El documento prohibe "absolutamente" la práctica de "juegos, bromas o castigos que puedan tener connotación sexual, evitando cualquier tipo de conductas que impliquen o sugieran desnudarse o besarse", así como "novatadas y otras dinámicas o juegos que puedan llevar actos vejatorios, denigrantes o sexistas".

 

El documento señala que la política de prevención comienza con la "selección de personal" e indica que, además de las entrevistas previas, "se exige que todas las personas que entren en contacto con menores deberán presentar el certificado negativo del registro central de delincuentes sexuales". Este documento es obligatorio para cualquier persona que trabaje o pretenda trabajar o realizar cualquier tipo de actividad que conlleve contacto habitual con menores, pero la Iglesia no lo estaba solicitando.

 

Además, este nuevo protocolo incluye que "los sacerdotes, personal contratado y voluntarios firmarán un documento expreso donde señalan su repulsa a todo abuso contra menores"; en caso de cometerlo, se declararán únicos responsables.

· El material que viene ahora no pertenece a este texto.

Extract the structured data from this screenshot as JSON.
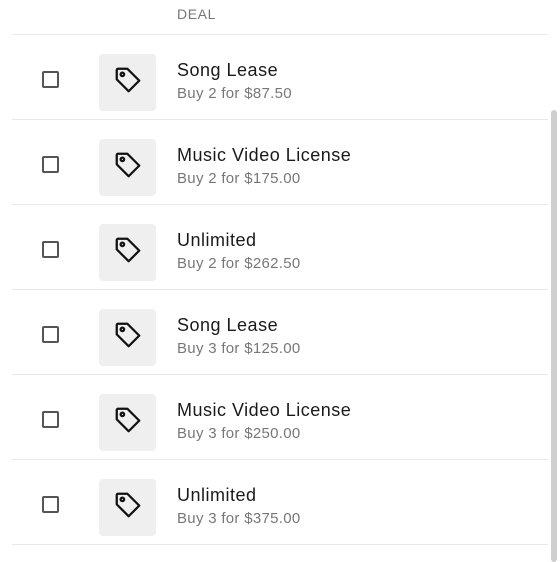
{
  "header": {
    "label": "DEAL"
  },
  "deals": [
    {
      "title": "Song Lease",
      "subtitle": "Buy 2 for $87.50",
      "icon": "tag-icon"
    },
    {
      "title": "Music Video License",
      "subtitle": "Buy 2 for $175.00",
      "icon": "tag-icon"
    },
    {
      "title": "Unlimited",
      "subtitle": "Buy 2 for $262.50",
      "icon": "tag-icon"
    },
    {
      "title": "Song Lease",
      "subtitle": "Buy 3 for $125.00",
      "icon": "tag-icon"
    },
    {
      "title": "Music Video License",
      "subtitle": "Buy 3 for $250.00",
      "icon": "tag-icon"
    },
    {
      "title": "Unlimited",
      "subtitle": "Buy 3 for $375.00",
      "icon": "tag-icon"
    }
  ],
  "colors": {
    "text": "#1a1a1a",
    "muted": "#777777",
    "thumb_bg": "#efefef",
    "divider": "#e8e8e8"
  }
}
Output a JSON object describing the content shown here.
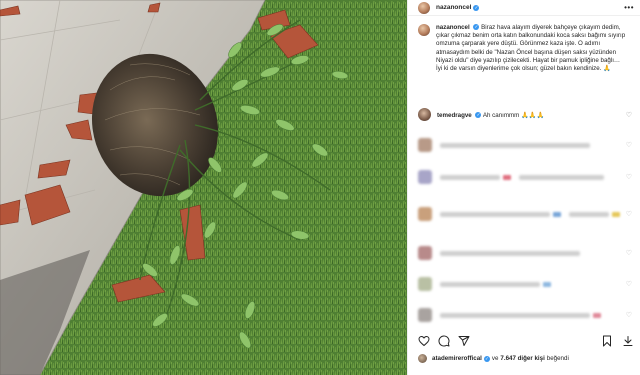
{
  "post": {
    "username": "nazanoncel",
    "caption": "Biraz hava alayım diyerek bahçeye çıkayım dedim, çıkar çıkmaz benim orta katın balkonundaki koca saksı bağımı sıyırıp omzuma çarparak yere düştü. Görünmez kaza işte. O adımı atmasaydım belki de \"Nazan Öncel başına düşen saksı yüzünden Niyazi oldu\" diye yazılıp çizilecekti. Hayat bir pamuk ipliğine bağlı…",
    "caption_line2": "İyi ki de varsın diyenlerime çok olsun; güzel bakın kendinize. 🙏"
  },
  "comment": {
    "username": "temedragve",
    "text": "Ah canımmm 🙏🙏🙏"
  },
  "likes": {
    "liker": "atademireroffical",
    "text_ve": "ve",
    "count_text": "7.647 diğer kişi",
    "text_suffix": "beğendi"
  },
  "icons": {
    "more": "more-horizontal-icon",
    "heart": "heart-icon",
    "comment": "comment-icon",
    "share": "share-icon",
    "bookmark": "bookmark-icon",
    "download": "download-icon",
    "verified": "verified-badge-icon"
  },
  "colors": {
    "verified": "#3897f0",
    "text": "#262626",
    "muted": "#8e8e8e"
  }
}
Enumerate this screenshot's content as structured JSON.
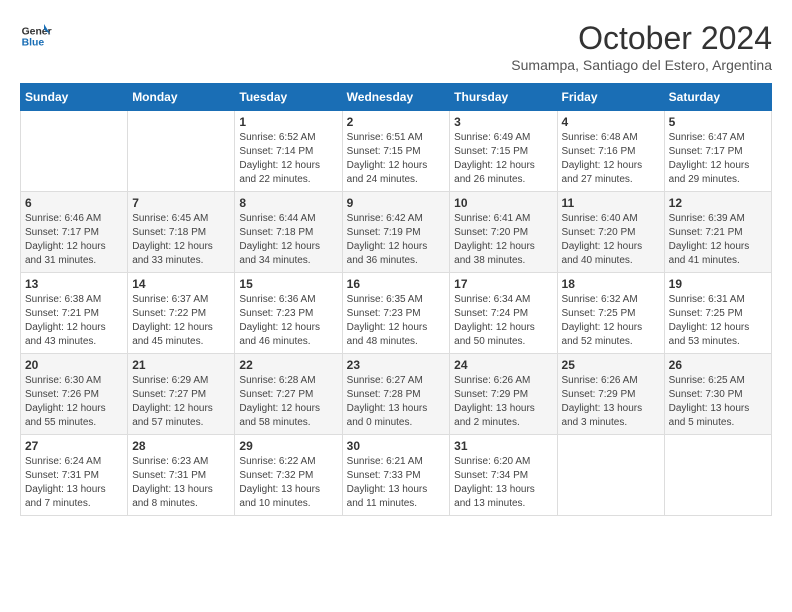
{
  "logo": {
    "text_general": "General",
    "text_blue": "Blue"
  },
  "header": {
    "month": "October 2024",
    "location": "Sumampa, Santiago del Estero, Argentina"
  },
  "weekdays": [
    "Sunday",
    "Monday",
    "Tuesday",
    "Wednesday",
    "Thursday",
    "Friday",
    "Saturday"
  ],
  "weeks": [
    [
      {
        "day": "",
        "info": ""
      },
      {
        "day": "",
        "info": ""
      },
      {
        "day": "1",
        "info": "Sunrise: 6:52 AM\nSunset: 7:14 PM\nDaylight: 12 hours and 22 minutes."
      },
      {
        "day": "2",
        "info": "Sunrise: 6:51 AM\nSunset: 7:15 PM\nDaylight: 12 hours and 24 minutes."
      },
      {
        "day": "3",
        "info": "Sunrise: 6:49 AM\nSunset: 7:15 PM\nDaylight: 12 hours and 26 minutes."
      },
      {
        "day": "4",
        "info": "Sunrise: 6:48 AM\nSunset: 7:16 PM\nDaylight: 12 hours and 27 minutes."
      },
      {
        "day": "5",
        "info": "Sunrise: 6:47 AM\nSunset: 7:17 PM\nDaylight: 12 hours and 29 minutes."
      }
    ],
    [
      {
        "day": "6",
        "info": "Sunrise: 6:46 AM\nSunset: 7:17 PM\nDaylight: 12 hours and 31 minutes."
      },
      {
        "day": "7",
        "info": "Sunrise: 6:45 AM\nSunset: 7:18 PM\nDaylight: 12 hours and 33 minutes."
      },
      {
        "day": "8",
        "info": "Sunrise: 6:44 AM\nSunset: 7:18 PM\nDaylight: 12 hours and 34 minutes."
      },
      {
        "day": "9",
        "info": "Sunrise: 6:42 AM\nSunset: 7:19 PM\nDaylight: 12 hours and 36 minutes."
      },
      {
        "day": "10",
        "info": "Sunrise: 6:41 AM\nSunset: 7:20 PM\nDaylight: 12 hours and 38 minutes."
      },
      {
        "day": "11",
        "info": "Sunrise: 6:40 AM\nSunset: 7:20 PM\nDaylight: 12 hours and 40 minutes."
      },
      {
        "day": "12",
        "info": "Sunrise: 6:39 AM\nSunset: 7:21 PM\nDaylight: 12 hours and 41 minutes."
      }
    ],
    [
      {
        "day": "13",
        "info": "Sunrise: 6:38 AM\nSunset: 7:21 PM\nDaylight: 12 hours and 43 minutes."
      },
      {
        "day": "14",
        "info": "Sunrise: 6:37 AM\nSunset: 7:22 PM\nDaylight: 12 hours and 45 minutes."
      },
      {
        "day": "15",
        "info": "Sunrise: 6:36 AM\nSunset: 7:23 PM\nDaylight: 12 hours and 46 minutes."
      },
      {
        "day": "16",
        "info": "Sunrise: 6:35 AM\nSunset: 7:23 PM\nDaylight: 12 hours and 48 minutes."
      },
      {
        "day": "17",
        "info": "Sunrise: 6:34 AM\nSunset: 7:24 PM\nDaylight: 12 hours and 50 minutes."
      },
      {
        "day": "18",
        "info": "Sunrise: 6:32 AM\nSunset: 7:25 PM\nDaylight: 12 hours and 52 minutes."
      },
      {
        "day": "19",
        "info": "Sunrise: 6:31 AM\nSunset: 7:25 PM\nDaylight: 12 hours and 53 minutes."
      }
    ],
    [
      {
        "day": "20",
        "info": "Sunrise: 6:30 AM\nSunset: 7:26 PM\nDaylight: 12 hours and 55 minutes."
      },
      {
        "day": "21",
        "info": "Sunrise: 6:29 AM\nSunset: 7:27 PM\nDaylight: 12 hours and 57 minutes."
      },
      {
        "day": "22",
        "info": "Sunrise: 6:28 AM\nSunset: 7:27 PM\nDaylight: 12 hours and 58 minutes."
      },
      {
        "day": "23",
        "info": "Sunrise: 6:27 AM\nSunset: 7:28 PM\nDaylight: 13 hours and 0 minutes."
      },
      {
        "day": "24",
        "info": "Sunrise: 6:26 AM\nSunset: 7:29 PM\nDaylight: 13 hours and 2 minutes."
      },
      {
        "day": "25",
        "info": "Sunrise: 6:26 AM\nSunset: 7:29 PM\nDaylight: 13 hours and 3 minutes."
      },
      {
        "day": "26",
        "info": "Sunrise: 6:25 AM\nSunset: 7:30 PM\nDaylight: 13 hours and 5 minutes."
      }
    ],
    [
      {
        "day": "27",
        "info": "Sunrise: 6:24 AM\nSunset: 7:31 PM\nDaylight: 13 hours and 7 minutes."
      },
      {
        "day": "28",
        "info": "Sunrise: 6:23 AM\nSunset: 7:31 PM\nDaylight: 13 hours and 8 minutes."
      },
      {
        "day": "29",
        "info": "Sunrise: 6:22 AM\nSunset: 7:32 PM\nDaylight: 13 hours and 10 minutes."
      },
      {
        "day": "30",
        "info": "Sunrise: 6:21 AM\nSunset: 7:33 PM\nDaylight: 13 hours and 11 minutes."
      },
      {
        "day": "31",
        "info": "Sunrise: 6:20 AM\nSunset: 7:34 PM\nDaylight: 13 hours and 13 minutes."
      },
      {
        "day": "",
        "info": ""
      },
      {
        "day": "",
        "info": ""
      }
    ]
  ]
}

Ante cualquier sospecha o revelación de abuso, será obligatorio informar a la Vicaría General.

 

Por lo que refiere al ámbito eclesial, el protocolo pide llevar a la práctica las medidas propuestas por la Santa Sede y la propia normativa de la Conferencia Episcopal Española: proteger la libertad de los testigos y garantizar la buena marcha del proceso, imponer medidas temporales de carácter cautelar para prohibir al clérigo acusado el ejercicio del ministerio sagrado o del propio oficio, imponer o prohibir la residencia en determinados lugares, o incluso prohibirle la participación pública en la eucaristía.